WASHINGTON -- The number of Marylanders who received food stamps in 2001 was almost twice what the Census Bureau reported, an undercount that could have far-reaching implications for the poor, the nonprofit groups that defend them and the state that helps support them.

A report co-written by analysts from the U.S. Department of Agriculture, Maryland Department of Human Resources and the Census Bureau found that 157,857 people received food stamps in 2001 -- almost double the 87,429 figure given by the federal government.

"That's not wrong by a little. That's wrong by a lot," said Richard Larson, study co-author and Maryland DHR policy and research director. "If it's like this for food stamps, what's it like for any piece of census data you read?"

Larson stressed the report was not created to criticize the bureau or get more funding, but merely detailed what the agency acknowledges in its own surveys -- room for error.

"Surveys are based on people's responses to questions, not necessarily the truth," said Charles Nelson, an assistant division chief at the Census Bureau and not a report author. "There's nothing you can do if somebody doesn't want to tell you something."

The questions' wording also could have skewed the data, Nelson said. The traditional "Did you get food stamps?" may no longer work because most people now use food cards, not stamps.

The Census Bureau plans to test a modernized question early next year.

The report's six authors -- two of whom work for the Census Bureau -- compared the national survey with Maryland records and found that federal underreporting contributed most to the sharp contrast in numbers.

About 68 percent of the time, the federal agency misreported that no one in the survey household received food stamps, though Maryland issued benefits to someone in that household. Such underreporting occurred most often for recipients who had acquired the stamps in only one month during the survey period.
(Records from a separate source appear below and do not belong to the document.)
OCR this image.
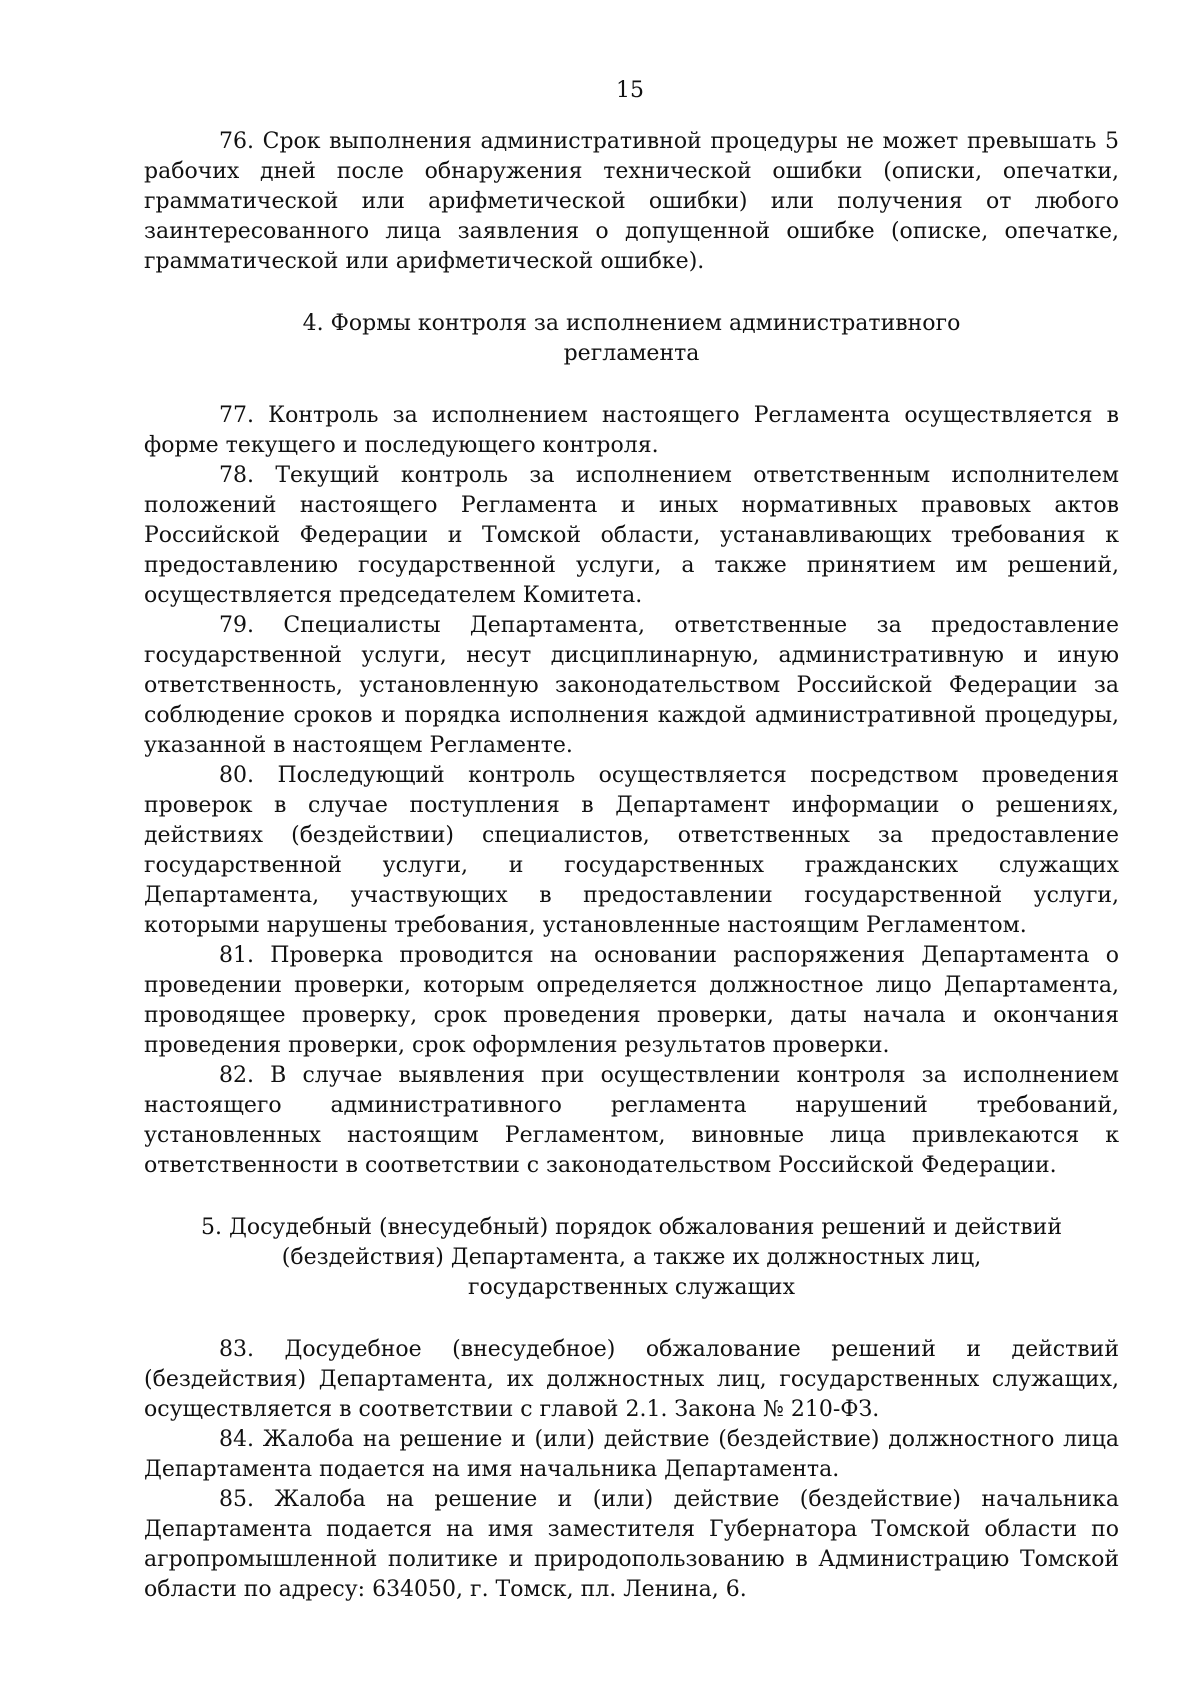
15

76. Срок выполнения административной процедуры не может превышать 5 рабочих дней после обнаружения технической ошибки (описки, опечатки, грамматической или арифметической ошибки) или получения от любого заинтересованного лица заявления о допущенной ошибке (описке, опечатке, грамматической или арифметической ошибке).

4. Формы контроля за исполнением административного
регламента

77. Контроль за исполнением настоящего Регламента осуществляется в форме текущего и последующего контроля.

78. Текущий контроль за исполнением ответственным исполнителем положений настоящего Регламента и иных нормативных правовых актов Российской Федерации и Томской области, устанавливающих требования к предоставлению государственной услуги, а также принятием им решений, осуществляется председателем Комитета.

79. Специалисты Департамента, ответственные за предоставление государственной услуги, несут дисциплинарную, административную и иную ответственность, установленную законодательством Российской Федерации за соблюдение сроков и порядка исполнения каждой административной процедуры, указанной в настоящем Регламенте.

80. Последующий контроль осуществляется посредством проведения проверок в случае поступления в Департамент информации о решениях, действиях (бездействии) специалистов, ответственных за предоставление государственной услуги, и государственных гражданских служащих Департамента, участвующих в предоставлении государственной услуги, которыми нарушены требования, установленные настоящим Регламентом.

81. Проверка проводится на основании распоряжения Департамента о проведении проверки, которым определяется должностное лицо Департамента, проводящее проверку, срок проведения проверки, даты начала и окончания проведения проверки, срок оформления результатов проверки.

82. В случае выявления при осуществлении контроля за исполнением настоящего административного регламента нарушений требований, установленных настоящим Регламентом, виновные лица привлекаются к ответственности в соответствии с законодательством Российской Федерации.

5. Досудебный (внесудебный) порядок обжалования решений и действий
(бездействия) Департамента, а также их должностных лиц,
государственных служащих

83. Досудебное (внесудебное) обжалование решений и действий (бездействия) Департамента, их должностных лиц, государственных служащих, осуществляется в соответствии с главой 2.1. Закона № 210-ФЗ.

84. Жалоба на решение и (или) действие (бездействие) должностного лица Департамента подается на имя начальника Департамента.

85. Жалоба на решение и (или) действие (бездействие) начальника Департамента подается на имя заместителя Губернатора Томской области по агропромышленной политике и природопользованию в Администрацию Томской области по адресу: 634050, г. Томск, пл. Ленина, 6.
Other factors were discrepancies about what constitutes a household, an inability to account for households that moved in and out of Maryland and differences between the total numbers covered by the national and state records.

"This has enormous implications for how we talk about data," Larson said. "It should cause [people] to pause and at least ask the questions, `How valid is this number?' `How was it derived?' ... When you talk to the Census [Bureau] or read the fine print, they'll tell you it's always an estimate, but all of that gets lost in a haze of academic and bureaucratic gobbledygook."

Such estimates could have consequences.

The U.S. Agriculture Department provides bonuses to states that demonstrate the best or most improved access to their food stamp programs, as measured by the number of people receiving food stamps and the amount in poverty.

The department awarded $18 million Sept. 29 to 12 states, including Virginia, West Virginia and the District.

Maryland has never received a bonus, and the report's authors said data discrepancies could lead to an uneven playing field among states competing for awards.